Lüthi: c’est dans la tête

Encore spectateur de la lutte pour les points (19e de la course), Thomas Lüthi ne sait plus que dire: «Malheureusement, je n’ai pas passé le cap que j’espérais pour la course.» Sait-il que faire? «Continuer de me battre. Je vais rester quelques jours en Espagne, pour m’entraîner avec Bo (Bendsneyder, son équipier, 15e dimanche). Je dois retrouver le plaisir, faire de l’ordre dans ma tête, avant de rentrer en Suisse pour préparer la course du Mans. Je suis désolé pour toute l’équipe, car je suis actuellement incapable de leur offrir de meilleurs résultats. Mais le travail continue, j’espère faire un pas dans la bonne direction lors du GP de France.»

Dupasquier en veut encore plus

Jason Dupasquier a signé son meilleur résultat personnel (7e) au niveau mondial, dimanche à Jerez de la Frontera: «Au départ, j’étais calme, motivé à fond. Le but était de me hisser d’entrée dans le groupe de tête, puis d’y rester. Mission parfaitement accomplie, mais quelle bagarre! Le job réalisé par toute l’équipe a été grandiose et maintenant, j’en veux encore plus pour Le Mans!»

Aegerter: déjà une bonne affaire

Deuxième de la première course de la Coupe F.I.M. MotoE 2021, Dominique Aegerter sait qu’il n’a pas fait une mauvaise opération, après la chute de l’homme qui avait dominé les essais, le Brésilien Eric Granado (il a repris la course, pour marquer les 3 points de la treizième place).

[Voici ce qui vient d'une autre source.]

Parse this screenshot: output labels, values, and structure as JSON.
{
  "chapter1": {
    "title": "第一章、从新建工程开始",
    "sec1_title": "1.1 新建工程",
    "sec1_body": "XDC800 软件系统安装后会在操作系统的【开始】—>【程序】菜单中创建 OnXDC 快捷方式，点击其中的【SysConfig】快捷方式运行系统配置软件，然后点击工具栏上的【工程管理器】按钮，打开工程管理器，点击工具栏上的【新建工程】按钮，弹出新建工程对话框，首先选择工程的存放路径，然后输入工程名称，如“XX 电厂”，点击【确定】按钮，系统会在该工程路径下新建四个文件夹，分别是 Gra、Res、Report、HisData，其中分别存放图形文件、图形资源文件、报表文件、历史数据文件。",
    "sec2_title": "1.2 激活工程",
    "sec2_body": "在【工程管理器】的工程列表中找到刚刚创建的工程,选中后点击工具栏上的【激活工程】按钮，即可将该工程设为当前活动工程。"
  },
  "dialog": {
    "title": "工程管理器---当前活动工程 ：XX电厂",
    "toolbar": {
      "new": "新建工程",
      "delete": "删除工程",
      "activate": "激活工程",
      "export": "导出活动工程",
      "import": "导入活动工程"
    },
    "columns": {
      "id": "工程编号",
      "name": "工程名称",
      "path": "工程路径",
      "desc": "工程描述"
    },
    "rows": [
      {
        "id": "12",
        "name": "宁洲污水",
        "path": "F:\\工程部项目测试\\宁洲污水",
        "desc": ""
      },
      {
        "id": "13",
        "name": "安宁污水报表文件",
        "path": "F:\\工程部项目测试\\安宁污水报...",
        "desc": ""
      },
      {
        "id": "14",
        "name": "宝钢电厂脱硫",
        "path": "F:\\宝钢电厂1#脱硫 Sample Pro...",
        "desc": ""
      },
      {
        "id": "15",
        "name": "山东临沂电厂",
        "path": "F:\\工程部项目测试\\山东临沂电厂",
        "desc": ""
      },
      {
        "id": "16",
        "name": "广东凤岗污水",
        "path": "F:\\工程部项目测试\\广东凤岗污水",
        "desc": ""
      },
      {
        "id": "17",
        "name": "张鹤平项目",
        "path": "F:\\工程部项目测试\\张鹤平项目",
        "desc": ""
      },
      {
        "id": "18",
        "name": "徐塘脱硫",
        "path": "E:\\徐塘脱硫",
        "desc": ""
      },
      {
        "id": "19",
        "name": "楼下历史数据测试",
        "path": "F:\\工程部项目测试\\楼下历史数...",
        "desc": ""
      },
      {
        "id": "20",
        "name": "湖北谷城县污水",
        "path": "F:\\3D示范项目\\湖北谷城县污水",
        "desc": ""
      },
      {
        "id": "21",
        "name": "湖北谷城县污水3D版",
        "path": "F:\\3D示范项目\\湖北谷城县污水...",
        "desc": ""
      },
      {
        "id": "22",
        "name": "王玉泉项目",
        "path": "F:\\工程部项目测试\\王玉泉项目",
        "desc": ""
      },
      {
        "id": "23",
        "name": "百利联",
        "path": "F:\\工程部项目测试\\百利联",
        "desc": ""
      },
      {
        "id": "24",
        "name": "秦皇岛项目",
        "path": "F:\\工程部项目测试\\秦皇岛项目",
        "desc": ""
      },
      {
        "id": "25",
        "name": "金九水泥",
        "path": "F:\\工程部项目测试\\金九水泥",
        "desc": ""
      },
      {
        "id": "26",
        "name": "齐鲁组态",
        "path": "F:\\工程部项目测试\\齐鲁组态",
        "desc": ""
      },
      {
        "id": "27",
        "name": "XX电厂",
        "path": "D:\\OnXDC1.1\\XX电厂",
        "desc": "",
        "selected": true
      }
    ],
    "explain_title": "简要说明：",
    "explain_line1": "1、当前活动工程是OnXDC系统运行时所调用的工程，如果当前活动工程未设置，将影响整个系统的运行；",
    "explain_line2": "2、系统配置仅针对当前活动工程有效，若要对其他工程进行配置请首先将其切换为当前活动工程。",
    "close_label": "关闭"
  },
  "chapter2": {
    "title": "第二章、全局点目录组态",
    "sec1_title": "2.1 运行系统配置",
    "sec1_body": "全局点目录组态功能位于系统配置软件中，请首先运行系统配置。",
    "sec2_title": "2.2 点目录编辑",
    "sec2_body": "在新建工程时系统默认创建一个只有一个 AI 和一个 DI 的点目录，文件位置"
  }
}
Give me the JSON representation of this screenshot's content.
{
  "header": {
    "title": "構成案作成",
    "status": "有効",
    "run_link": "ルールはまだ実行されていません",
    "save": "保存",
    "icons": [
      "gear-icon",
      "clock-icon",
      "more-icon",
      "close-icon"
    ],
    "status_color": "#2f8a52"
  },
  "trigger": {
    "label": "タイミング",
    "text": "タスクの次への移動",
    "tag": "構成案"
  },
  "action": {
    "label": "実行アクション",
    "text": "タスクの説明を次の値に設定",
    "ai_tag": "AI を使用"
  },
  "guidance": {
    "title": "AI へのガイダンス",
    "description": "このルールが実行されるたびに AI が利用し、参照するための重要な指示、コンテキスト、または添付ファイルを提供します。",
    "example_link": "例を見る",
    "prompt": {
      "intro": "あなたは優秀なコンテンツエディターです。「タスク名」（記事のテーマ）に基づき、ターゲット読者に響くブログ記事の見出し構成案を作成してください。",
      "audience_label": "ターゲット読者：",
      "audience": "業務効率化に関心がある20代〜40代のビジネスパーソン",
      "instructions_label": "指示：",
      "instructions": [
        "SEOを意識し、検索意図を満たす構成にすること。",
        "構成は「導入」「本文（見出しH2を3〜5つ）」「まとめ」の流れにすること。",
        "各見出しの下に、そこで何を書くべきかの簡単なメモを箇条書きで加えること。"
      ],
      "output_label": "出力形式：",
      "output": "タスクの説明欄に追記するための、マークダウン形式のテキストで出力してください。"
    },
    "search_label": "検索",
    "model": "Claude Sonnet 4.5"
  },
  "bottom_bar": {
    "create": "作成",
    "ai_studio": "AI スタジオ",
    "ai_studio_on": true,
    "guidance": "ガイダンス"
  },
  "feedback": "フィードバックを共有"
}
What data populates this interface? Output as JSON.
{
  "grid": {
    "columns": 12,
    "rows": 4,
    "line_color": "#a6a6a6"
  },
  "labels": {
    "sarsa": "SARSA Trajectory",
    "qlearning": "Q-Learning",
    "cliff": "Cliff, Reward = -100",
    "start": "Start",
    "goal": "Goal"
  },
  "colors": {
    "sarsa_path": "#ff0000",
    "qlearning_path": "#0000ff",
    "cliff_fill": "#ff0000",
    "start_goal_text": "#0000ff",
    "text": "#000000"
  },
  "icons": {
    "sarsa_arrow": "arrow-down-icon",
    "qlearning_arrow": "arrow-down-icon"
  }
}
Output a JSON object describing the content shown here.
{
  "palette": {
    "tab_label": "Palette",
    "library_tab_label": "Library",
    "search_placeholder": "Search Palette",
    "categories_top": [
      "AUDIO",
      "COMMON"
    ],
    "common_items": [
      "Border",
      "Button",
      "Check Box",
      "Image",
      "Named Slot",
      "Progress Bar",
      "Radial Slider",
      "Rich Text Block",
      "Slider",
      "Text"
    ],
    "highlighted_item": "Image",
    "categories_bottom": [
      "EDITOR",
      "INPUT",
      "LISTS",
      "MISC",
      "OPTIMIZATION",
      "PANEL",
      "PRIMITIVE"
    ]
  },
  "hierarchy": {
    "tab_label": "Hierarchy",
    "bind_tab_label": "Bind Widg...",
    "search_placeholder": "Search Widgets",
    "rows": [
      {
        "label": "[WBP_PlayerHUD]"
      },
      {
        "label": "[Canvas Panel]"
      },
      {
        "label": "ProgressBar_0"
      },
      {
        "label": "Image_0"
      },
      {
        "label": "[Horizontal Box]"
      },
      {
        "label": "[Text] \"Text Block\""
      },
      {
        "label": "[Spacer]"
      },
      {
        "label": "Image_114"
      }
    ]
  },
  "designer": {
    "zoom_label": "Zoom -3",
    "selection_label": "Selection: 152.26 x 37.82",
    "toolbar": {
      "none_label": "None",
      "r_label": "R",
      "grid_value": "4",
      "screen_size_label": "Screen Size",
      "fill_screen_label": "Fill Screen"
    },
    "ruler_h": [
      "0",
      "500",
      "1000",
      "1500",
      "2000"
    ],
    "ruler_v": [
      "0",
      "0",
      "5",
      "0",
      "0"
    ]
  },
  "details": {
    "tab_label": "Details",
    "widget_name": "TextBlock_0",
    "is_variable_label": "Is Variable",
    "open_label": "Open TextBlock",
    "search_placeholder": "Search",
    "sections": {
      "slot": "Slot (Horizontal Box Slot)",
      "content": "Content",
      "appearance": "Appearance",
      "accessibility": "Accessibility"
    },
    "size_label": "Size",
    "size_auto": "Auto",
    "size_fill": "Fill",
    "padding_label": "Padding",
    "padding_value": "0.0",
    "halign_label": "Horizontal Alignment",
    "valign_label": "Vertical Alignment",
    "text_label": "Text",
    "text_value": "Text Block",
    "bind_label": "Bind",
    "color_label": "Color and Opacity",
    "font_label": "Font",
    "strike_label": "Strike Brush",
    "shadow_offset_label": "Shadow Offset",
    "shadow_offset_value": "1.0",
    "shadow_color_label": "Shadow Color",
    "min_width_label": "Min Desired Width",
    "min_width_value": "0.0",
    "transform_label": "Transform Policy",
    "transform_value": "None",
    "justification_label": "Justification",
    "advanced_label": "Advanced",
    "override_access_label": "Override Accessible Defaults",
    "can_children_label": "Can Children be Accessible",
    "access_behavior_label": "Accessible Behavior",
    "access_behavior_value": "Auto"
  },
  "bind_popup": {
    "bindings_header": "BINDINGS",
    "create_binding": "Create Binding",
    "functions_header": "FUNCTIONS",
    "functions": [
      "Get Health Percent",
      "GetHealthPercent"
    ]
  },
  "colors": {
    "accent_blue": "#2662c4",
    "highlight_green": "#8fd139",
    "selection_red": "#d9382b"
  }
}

Battu par l’Italien Alessandro Zaccone, Aegerter a tout donné: «Il y a eu quelques moments scabreux, notamment dans le dernier tour, lors de mon ultime attaque: malheureusement, j’ai accéléré un peu trop rapidement, alors que j’étais encore sur l’angle; mais heureusement, j’ai évité le highside. J’ai ensuite insisté, mais je n’étais plus assez proche de Zaccone pour essayer de le surprendre dans la dernière épingle», explique le Bernois. Prochaine course: dans quatorze jours, au Mans; une semaine plus tard, Aegerter entamera le second championnat à son programme 2021, le mondial supersport.